I could find not mention of what I am discussing in the linked blog. Perhaps it is there but it is obscured by the volume of information?
I would like to have someone that is very knowledgable about authentication to tell me if the following is right or wrong. ????
There are only two things that need to be done to secure a WCF service:
- Uncomment (or add) [RequiresAuthentication] above the service class (in your Website project).

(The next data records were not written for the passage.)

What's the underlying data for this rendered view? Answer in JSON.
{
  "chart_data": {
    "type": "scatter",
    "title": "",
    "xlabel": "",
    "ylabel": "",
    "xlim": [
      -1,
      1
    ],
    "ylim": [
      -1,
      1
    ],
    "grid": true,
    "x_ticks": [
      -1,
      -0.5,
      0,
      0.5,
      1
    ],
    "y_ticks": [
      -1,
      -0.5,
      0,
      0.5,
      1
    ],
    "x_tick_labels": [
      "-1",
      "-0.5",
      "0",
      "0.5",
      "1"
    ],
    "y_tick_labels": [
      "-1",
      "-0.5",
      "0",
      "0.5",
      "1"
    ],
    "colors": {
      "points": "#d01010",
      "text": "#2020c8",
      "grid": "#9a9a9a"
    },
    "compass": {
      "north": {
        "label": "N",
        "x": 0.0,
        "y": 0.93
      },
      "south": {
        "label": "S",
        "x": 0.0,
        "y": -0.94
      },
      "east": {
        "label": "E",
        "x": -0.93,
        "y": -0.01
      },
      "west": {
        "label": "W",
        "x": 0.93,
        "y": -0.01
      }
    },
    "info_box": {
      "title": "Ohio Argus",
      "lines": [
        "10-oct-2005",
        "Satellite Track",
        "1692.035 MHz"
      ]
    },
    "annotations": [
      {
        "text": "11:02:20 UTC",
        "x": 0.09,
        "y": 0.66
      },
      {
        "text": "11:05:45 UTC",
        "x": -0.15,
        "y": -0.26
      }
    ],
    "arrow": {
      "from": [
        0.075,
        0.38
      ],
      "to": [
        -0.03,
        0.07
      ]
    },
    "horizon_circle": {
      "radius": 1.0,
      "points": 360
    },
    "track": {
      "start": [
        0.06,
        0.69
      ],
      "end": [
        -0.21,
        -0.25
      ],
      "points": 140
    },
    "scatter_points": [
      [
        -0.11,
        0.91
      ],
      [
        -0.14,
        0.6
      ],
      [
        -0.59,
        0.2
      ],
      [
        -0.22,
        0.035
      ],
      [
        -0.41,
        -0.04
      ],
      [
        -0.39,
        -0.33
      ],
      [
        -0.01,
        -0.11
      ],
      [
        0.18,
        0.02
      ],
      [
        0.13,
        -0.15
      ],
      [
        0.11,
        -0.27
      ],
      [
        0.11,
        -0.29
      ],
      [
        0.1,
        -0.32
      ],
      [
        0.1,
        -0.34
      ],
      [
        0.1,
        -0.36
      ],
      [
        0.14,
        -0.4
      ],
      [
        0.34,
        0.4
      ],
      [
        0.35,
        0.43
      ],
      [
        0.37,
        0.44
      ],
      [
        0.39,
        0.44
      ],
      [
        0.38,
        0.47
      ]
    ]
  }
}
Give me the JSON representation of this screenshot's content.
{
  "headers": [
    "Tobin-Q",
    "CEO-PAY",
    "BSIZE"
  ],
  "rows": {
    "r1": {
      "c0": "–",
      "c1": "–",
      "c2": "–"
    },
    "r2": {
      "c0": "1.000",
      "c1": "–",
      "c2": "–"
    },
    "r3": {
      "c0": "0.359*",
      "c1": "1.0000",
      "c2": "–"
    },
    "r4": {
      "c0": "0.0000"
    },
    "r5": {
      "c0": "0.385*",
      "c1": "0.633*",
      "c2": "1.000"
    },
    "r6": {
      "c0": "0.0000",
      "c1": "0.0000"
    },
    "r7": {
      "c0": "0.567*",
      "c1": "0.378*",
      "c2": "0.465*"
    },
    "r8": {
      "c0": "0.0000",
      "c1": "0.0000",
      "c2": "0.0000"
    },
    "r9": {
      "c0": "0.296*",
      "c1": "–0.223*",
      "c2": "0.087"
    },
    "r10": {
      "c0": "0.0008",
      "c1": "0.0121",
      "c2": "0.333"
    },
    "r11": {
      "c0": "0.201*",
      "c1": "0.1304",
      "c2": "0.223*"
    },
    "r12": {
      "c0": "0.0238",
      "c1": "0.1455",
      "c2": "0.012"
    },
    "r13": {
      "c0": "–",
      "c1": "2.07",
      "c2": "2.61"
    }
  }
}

- Make sure the page you are using to contain the silverlight app is an authenticated page.
Of course, you could use the RequireRole attribute etc. in the service class also... for the whole class or individual methods.
I believe that this is the correct way to secure services hosted in a secure website.
Is all of that correct?
If so, why is it so hard to find online? I still cannot find a discussion of it online.
If not, then I know I can just check System.Web.HttpContext.Current.User.Identity.IsAuthenticated in each service method and return null if it is false. That seems a little silly when there is a [RequiresAuthentication] attribute..
The majority of the info online (including the linked blog) seems to be very complicated. I believe that it is mostly related to running a silverlight app on an unathenticated page or using custom authentication, https, etc. In other words, it is mostly aimed at how to secure the silverlight app when it is not hosted in website's authenticated page. In that case, just like in the case of securing a website itself, the details/options can be very complicated.
I am always looking to save time and to keep things simple. It seems that I can never find information online that helps me do that. It is eiter way too simple or way too complicated to be of much use at all.